KATA buku, malam adalah waktu ketika segala kejahatan merayap. Seandainya manusia bisa melihat mereka, tentu tidak ada yang berani keluar. Semua lampu menyala remang dan hangat. Aku berdiri di ambang pintu ruang tengah, tangan menggenggam gorden dengan gemetar. Kulihat gerak-gerik seorang wanita yang baru masuk ke ruang tamu dengan ransel berat dan tampang penat, seperti orang obesitas setelah lari marathon siang-siang.
"Mama."
Dia terkesiap, mengunci pintu dan menghampiriku. Rambutku dibelainya. "Jam berapa ini, Aikha? Tidur, ayo tidur."
"Mama kenapa belum tidur?"
"Mama kerja dulu."
"Kerja apa?"
"Mengajar berhitung."
"Sampai jam dua belas malam?"
"Aikha mau baca dongeng?"
"Mau."
Mama meletakkan ranselnya di sofa dan menggiringku ke kamar. Dia mengambil sebuah buku besar, berkover keras, dan warna-warni. Itu kisah 1001 Malam. Aku menyusup ke dalam selimut dan cengar-cengir saat Mama sudah bersandar di kepala kasur.
"Aikha yang baca, ya. Mama mau dengar."
Aku mengangguk senang. Malam itu, aku membacakan dongeng untuk Mama yang telah berkerja keras dan kelelahan sepanjang hari.
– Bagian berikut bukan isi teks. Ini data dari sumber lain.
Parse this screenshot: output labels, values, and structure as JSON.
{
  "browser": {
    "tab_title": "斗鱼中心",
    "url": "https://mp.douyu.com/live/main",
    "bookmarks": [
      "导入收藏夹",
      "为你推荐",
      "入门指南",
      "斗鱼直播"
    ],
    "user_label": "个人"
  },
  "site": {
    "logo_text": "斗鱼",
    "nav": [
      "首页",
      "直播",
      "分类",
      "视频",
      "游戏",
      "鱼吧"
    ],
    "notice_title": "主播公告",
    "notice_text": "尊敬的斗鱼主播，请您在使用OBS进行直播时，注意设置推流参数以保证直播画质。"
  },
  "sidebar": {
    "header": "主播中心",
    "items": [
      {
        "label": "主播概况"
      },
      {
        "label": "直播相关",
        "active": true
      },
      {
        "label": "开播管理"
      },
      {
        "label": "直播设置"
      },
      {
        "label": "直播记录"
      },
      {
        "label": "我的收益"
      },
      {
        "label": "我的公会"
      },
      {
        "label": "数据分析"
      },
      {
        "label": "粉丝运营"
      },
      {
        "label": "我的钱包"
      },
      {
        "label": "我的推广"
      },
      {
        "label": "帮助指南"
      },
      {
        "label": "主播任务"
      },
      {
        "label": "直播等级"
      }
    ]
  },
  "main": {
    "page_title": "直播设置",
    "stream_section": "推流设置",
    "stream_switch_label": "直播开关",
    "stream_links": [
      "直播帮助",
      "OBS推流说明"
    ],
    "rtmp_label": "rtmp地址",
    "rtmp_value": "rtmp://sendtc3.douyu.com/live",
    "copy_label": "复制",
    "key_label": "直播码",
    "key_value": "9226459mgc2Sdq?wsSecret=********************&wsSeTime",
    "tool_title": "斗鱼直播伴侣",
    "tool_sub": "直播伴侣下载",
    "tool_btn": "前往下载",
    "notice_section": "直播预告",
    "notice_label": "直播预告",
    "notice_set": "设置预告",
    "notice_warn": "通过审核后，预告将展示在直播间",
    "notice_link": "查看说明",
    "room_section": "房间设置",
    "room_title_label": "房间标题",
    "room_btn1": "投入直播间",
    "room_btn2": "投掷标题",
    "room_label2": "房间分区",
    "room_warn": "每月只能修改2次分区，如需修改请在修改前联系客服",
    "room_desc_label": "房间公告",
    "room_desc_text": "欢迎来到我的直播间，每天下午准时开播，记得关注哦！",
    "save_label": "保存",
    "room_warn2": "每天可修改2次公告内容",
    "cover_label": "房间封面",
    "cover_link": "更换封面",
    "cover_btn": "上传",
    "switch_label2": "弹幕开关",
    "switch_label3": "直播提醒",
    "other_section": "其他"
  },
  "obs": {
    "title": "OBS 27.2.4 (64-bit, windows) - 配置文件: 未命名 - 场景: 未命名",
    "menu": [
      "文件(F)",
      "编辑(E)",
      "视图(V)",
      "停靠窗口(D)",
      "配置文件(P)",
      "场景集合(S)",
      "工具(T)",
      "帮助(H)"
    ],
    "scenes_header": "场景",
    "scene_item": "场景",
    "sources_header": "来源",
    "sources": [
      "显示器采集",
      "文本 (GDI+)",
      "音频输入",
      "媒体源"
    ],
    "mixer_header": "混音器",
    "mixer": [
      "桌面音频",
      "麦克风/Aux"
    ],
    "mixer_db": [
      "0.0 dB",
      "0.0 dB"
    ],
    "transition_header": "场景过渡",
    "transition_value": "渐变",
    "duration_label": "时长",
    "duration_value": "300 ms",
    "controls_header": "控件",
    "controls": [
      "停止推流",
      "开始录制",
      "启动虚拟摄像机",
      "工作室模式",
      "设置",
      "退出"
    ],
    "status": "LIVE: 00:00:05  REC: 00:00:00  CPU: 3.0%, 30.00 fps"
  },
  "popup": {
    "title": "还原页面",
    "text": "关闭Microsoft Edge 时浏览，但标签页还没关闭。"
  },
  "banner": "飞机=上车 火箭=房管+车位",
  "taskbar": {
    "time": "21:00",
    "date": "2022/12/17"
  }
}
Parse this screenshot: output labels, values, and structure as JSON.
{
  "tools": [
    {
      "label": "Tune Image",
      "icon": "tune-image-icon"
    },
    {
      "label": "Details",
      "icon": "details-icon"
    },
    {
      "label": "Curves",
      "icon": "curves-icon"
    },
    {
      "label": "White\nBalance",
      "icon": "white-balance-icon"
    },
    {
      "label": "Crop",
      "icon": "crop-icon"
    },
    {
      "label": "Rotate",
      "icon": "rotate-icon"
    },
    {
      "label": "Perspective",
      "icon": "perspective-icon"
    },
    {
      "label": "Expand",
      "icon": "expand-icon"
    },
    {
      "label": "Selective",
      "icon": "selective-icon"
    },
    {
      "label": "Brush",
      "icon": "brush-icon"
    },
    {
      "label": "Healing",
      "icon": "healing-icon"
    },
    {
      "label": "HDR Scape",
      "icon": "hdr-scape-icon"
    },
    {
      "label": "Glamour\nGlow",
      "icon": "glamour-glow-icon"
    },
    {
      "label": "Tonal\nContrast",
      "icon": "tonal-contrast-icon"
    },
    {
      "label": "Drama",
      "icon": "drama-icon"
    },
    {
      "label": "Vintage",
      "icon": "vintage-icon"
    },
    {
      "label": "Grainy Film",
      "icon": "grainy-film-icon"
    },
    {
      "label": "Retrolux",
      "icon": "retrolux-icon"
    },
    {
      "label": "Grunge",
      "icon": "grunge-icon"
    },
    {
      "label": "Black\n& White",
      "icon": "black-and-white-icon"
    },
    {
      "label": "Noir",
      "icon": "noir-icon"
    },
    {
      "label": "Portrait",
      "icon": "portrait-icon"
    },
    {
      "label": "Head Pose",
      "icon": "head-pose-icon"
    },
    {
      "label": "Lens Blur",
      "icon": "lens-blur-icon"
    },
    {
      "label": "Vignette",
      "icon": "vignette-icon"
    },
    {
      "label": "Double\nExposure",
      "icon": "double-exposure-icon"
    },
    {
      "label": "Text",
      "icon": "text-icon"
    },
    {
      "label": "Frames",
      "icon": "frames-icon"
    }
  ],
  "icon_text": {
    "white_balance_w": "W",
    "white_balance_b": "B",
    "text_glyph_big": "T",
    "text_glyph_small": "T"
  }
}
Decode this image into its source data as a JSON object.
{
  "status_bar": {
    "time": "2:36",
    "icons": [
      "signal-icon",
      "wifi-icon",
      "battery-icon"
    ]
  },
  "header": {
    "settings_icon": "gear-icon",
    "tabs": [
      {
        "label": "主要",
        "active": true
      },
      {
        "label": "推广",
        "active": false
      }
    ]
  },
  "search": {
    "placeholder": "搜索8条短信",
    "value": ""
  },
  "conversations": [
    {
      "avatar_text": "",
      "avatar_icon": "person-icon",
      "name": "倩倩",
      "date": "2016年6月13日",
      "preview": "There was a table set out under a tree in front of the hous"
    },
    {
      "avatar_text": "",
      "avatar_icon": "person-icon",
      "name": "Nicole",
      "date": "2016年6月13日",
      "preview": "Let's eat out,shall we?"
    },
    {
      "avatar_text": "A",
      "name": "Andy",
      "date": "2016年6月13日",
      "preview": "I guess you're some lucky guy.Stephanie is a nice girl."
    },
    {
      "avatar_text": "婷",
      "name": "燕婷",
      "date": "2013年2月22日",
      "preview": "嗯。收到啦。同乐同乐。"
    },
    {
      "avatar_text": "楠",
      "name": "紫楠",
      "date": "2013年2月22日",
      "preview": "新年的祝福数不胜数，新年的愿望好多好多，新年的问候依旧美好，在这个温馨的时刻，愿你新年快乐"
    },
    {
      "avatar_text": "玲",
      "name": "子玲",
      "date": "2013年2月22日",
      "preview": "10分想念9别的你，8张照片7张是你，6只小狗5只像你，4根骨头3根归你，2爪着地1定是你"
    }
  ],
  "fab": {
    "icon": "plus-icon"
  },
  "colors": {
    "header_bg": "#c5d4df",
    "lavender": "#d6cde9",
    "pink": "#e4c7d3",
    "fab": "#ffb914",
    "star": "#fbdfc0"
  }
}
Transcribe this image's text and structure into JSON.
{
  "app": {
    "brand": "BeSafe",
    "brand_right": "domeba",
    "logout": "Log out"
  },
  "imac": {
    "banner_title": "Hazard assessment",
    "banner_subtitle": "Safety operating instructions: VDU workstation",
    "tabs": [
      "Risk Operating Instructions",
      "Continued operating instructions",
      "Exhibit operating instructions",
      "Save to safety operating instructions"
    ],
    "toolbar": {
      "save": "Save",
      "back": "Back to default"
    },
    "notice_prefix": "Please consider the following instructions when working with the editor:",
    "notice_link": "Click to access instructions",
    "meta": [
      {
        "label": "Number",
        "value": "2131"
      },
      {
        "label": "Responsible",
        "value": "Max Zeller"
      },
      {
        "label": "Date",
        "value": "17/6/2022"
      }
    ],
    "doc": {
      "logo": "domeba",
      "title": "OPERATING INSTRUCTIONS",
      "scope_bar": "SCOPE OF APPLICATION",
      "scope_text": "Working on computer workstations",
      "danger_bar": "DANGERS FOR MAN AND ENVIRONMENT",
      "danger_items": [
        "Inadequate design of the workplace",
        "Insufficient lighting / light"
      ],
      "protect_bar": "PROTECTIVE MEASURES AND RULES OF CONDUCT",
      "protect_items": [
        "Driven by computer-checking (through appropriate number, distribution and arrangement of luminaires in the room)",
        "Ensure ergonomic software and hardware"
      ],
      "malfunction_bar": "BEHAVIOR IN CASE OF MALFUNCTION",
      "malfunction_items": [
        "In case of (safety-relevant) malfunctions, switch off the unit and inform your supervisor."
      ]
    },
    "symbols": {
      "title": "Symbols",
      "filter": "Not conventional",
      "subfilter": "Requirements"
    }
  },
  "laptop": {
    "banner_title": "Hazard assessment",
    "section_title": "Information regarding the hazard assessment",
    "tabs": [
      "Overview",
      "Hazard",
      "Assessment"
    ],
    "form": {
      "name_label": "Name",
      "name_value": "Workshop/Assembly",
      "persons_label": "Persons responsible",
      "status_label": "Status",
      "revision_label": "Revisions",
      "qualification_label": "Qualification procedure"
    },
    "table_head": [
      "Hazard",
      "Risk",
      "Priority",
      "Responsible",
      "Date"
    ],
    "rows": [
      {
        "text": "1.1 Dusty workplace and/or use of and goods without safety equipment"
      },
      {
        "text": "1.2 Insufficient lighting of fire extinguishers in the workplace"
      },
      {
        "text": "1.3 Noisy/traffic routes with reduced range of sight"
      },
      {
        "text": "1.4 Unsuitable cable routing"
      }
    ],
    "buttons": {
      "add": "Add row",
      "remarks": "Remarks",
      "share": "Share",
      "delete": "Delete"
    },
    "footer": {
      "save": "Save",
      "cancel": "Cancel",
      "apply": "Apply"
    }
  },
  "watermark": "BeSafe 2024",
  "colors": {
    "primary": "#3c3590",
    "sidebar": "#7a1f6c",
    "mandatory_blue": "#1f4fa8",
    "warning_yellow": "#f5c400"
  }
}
Langit Timur Tengah yang biru gelap, ini Syahrazad yang terus menceritakan kisah untuk menunda hukuman kematiannya ....
Selamat tidur, Mama.
⛄❄⛄
"AYO CEPAT, CEPAT BARIS YANG RAPI! JANGAN LAMBAT KAYAK SIPUT!"
Aku tergopoh-gopoh menyusul barisan Kelas 7-E sampai topiku terbang dan jatuh. Seseorang yang lewat menginjaknya. Aku merengut, membersihkan topi itu. "Anak jahat," gumamku.
"Eh kamu ngapain bengong di situ? Cepat ambil barisan!"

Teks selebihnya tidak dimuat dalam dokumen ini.